Le Sénat ivoirien procède ce jeudi 12 avril 2018 à l’ouverture de sa première session dans la capitale politique, Yamoussoukro. Une institution dont la mise en place s’effectue dans une grande méprise juridique.
Allons seulement ! Cette locution typiquement ivoirienne a le mérite de traduire la mise en place et le fonctionnement du Sénat ivoirien. Si l’article 85 de la Constitution du 8 novembre 2016 dispose que l’exercice du pouvoir législatif relève du Parlement composé de l’Assemblée nationale et du Sénat, l’article 90 mentionne une loi organique qui fixe le nombre des membres de chaque chambre, les conditions d’éligibilité et de nomination, le régime des inégibilités et incompatibilités, les modalités du scrutin. Seulement l’ordonnance du 14 février 2018 qui fait office de loi organique ne souligne nullement dans ses 32 articles des précisions supplémentaires sur les conditions d’éligibilité, le mode de scrutin, la qualité d’électeur etc. Dans le flou artistique, le Sénat ivoirien a procédé, à la surprise générale, à l’élection de son président, vendredi 6 avril dernier, alors que le tiers de cette institution n’a pas encore été nommée par le chef de l’Etat.
Des sénateurs de second rang
De cette élection du président du Sénat en l’absence d’un tiers des sénateurs non encore nommés par le Président de la République, se laisse échapper plusieurs déductions. D’emblée, les sénateurs élus et les sénateurs nommés semblent ne pas avoir le même statut, les mêmes attributions encore moins les mêmes droits. Une discrimination de fait et non constitutionnelle. Il n’est nullement injustifié d’affirmer que les futurs sénateurs nommés sont des sénateurs de second rang qui ne se reconnaitront pas leur président Ahoussou Jeannot. N’étant pas des élus locaux, ils ne seront point redevables au peuple ivoirien mais au Président Ouattara.
La diaspora représentée par des sénateurs nommés
De même, ces sénateurs de circonstance ne seront point représentatifs des Ivoiriens établis hors de la Côte d’Ivoire comme le dispose l’article 87 de la Constitution.
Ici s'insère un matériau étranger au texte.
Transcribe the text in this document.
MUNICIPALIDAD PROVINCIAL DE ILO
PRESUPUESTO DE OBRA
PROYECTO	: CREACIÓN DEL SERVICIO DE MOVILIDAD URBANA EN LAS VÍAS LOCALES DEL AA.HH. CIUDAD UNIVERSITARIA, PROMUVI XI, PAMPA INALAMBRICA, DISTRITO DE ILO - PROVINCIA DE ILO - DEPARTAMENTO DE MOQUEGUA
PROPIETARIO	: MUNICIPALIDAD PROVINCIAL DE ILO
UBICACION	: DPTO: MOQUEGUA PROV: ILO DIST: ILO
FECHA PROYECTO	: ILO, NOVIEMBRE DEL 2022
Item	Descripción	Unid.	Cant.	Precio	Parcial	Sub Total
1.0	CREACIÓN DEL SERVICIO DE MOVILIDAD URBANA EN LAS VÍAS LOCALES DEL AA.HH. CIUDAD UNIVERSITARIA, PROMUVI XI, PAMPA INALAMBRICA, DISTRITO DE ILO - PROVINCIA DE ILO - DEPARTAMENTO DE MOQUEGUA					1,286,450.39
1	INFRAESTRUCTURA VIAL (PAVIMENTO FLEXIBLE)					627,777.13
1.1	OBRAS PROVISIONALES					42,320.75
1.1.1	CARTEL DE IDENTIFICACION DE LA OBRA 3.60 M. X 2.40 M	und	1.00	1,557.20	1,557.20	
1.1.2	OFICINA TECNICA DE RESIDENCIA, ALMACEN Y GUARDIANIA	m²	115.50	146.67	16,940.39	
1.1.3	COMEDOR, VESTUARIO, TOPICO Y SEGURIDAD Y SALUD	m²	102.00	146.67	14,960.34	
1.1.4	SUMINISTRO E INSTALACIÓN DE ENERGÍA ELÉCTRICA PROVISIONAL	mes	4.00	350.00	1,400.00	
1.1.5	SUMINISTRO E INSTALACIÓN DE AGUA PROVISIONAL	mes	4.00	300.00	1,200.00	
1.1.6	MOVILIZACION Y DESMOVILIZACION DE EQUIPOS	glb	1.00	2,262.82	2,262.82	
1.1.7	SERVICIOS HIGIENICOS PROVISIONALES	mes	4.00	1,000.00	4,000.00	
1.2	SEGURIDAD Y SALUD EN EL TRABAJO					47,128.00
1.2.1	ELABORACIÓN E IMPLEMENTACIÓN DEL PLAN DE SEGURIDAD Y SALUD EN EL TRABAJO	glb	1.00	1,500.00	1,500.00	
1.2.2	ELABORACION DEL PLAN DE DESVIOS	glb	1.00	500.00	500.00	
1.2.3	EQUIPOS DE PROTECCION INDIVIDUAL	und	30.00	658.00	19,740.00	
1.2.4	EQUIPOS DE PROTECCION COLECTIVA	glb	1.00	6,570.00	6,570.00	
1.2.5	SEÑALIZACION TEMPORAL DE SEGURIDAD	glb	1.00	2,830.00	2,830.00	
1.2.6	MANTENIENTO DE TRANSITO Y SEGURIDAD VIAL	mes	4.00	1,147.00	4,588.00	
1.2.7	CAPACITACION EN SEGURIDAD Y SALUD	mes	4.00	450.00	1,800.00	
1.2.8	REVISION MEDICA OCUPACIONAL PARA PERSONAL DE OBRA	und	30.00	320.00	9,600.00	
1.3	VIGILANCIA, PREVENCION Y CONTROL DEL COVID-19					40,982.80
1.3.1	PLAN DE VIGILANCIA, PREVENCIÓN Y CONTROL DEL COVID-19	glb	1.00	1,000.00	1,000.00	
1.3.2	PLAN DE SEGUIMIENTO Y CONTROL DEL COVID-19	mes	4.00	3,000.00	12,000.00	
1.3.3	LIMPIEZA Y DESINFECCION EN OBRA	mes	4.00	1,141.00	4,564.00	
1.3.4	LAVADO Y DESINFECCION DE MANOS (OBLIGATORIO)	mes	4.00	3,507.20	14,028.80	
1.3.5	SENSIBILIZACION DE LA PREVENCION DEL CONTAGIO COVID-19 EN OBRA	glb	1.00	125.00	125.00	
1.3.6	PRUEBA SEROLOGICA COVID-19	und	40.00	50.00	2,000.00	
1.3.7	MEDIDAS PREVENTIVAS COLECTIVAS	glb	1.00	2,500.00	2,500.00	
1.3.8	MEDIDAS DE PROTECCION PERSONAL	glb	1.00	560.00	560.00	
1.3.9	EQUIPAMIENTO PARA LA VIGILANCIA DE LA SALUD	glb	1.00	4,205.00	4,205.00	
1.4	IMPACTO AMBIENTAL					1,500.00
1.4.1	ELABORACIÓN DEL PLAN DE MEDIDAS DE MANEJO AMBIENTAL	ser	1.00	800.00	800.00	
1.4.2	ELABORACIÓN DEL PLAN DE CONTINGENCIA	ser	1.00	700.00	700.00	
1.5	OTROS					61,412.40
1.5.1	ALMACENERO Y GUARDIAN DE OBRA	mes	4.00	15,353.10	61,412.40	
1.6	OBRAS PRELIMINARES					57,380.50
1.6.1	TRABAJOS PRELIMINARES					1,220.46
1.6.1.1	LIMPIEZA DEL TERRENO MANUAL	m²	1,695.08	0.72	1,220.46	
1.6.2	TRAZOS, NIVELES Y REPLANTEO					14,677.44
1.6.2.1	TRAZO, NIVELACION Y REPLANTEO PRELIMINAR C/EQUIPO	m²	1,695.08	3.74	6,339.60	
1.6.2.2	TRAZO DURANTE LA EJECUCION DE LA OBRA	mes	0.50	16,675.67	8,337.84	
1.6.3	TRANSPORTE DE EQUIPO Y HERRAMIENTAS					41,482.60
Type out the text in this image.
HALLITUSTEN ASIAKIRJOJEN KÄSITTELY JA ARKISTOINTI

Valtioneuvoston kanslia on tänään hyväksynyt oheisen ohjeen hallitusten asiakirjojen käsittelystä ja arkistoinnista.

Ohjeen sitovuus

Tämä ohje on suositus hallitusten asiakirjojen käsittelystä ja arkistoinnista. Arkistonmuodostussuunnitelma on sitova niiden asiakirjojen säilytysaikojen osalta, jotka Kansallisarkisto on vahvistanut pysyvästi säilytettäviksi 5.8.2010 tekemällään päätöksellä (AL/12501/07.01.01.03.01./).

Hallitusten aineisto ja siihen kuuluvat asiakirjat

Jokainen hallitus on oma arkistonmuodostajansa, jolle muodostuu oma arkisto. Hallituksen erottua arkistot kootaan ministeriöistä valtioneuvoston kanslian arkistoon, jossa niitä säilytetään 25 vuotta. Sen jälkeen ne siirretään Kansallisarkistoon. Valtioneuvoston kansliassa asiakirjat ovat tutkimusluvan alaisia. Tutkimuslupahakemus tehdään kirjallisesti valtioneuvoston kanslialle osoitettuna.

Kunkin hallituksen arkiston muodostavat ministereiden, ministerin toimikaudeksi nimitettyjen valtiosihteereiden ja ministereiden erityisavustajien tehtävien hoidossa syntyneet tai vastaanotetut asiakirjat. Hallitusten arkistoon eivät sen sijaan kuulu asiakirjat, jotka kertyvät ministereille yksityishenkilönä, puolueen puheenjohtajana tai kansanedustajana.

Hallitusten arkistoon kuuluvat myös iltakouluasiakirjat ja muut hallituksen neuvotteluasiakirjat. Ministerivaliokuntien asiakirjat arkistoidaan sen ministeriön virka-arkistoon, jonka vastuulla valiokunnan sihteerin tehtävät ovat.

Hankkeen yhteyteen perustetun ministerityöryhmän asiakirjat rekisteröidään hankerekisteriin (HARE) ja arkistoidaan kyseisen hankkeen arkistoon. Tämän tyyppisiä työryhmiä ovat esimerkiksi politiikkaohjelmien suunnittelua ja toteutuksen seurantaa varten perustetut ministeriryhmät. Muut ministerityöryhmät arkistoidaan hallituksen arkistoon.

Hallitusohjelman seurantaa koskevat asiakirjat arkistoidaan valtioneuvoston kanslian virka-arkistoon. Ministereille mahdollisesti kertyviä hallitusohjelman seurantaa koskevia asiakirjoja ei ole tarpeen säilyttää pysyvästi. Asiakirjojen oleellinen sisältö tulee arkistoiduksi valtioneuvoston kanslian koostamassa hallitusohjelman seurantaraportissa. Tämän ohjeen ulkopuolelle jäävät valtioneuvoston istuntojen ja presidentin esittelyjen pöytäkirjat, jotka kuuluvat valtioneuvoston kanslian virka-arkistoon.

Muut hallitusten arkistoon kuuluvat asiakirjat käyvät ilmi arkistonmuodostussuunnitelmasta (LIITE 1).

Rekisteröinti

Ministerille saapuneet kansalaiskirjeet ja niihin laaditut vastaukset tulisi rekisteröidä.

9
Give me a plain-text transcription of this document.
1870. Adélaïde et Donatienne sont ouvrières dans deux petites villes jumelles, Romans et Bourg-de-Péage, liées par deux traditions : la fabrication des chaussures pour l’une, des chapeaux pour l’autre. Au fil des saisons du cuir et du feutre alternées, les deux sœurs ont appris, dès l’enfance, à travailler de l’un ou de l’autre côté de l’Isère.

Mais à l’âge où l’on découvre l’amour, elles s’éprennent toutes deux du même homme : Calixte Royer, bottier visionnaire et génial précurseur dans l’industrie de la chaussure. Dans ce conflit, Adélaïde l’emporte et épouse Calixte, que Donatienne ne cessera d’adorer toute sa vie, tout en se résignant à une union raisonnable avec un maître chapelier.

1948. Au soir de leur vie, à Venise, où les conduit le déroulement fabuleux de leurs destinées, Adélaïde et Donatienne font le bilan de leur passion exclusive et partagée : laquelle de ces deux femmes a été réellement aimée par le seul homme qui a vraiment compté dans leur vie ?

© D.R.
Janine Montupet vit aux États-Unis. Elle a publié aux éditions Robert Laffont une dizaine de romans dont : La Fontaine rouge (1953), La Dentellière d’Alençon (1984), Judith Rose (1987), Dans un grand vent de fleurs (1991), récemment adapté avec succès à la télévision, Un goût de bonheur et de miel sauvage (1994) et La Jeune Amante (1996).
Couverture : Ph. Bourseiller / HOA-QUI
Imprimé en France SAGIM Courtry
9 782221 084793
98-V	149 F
Car la diaspora a été exclue du collège électoral. Il s’en suivra à coup sûr la nomination des sofas du régime Ouattara à l’étranger en qualité de sénateurs. Nul doute que ces sénateurs de seconde zone n’auront nullement la légitimité auprès de cette diaspora cosmopolite. En d’autres termes, la diaspora n’acceptera pas d’être représentée par des proches du régime Ouattara qu’elle n’a pas élus.
Sénateur titulaire et sénateur suppléant
Le choix de deux sénateurs par région pourrait régler la question de la vacance. A titre d’exemple, les suppléants des députés constituent des substituts en cas de nomination à d’autres fonctions ou de décès… Il n’empêche que la carrure de chacun des deux sénateurs de la région crée forcement une différence dans l’imagerie populaire. A savoir, un sénateur qui jouit du respect et de la reconnaissance totale des populations et fait office de sénateur titulaire et l’autre considéré à tord ou à raison comme sénateur suppléant.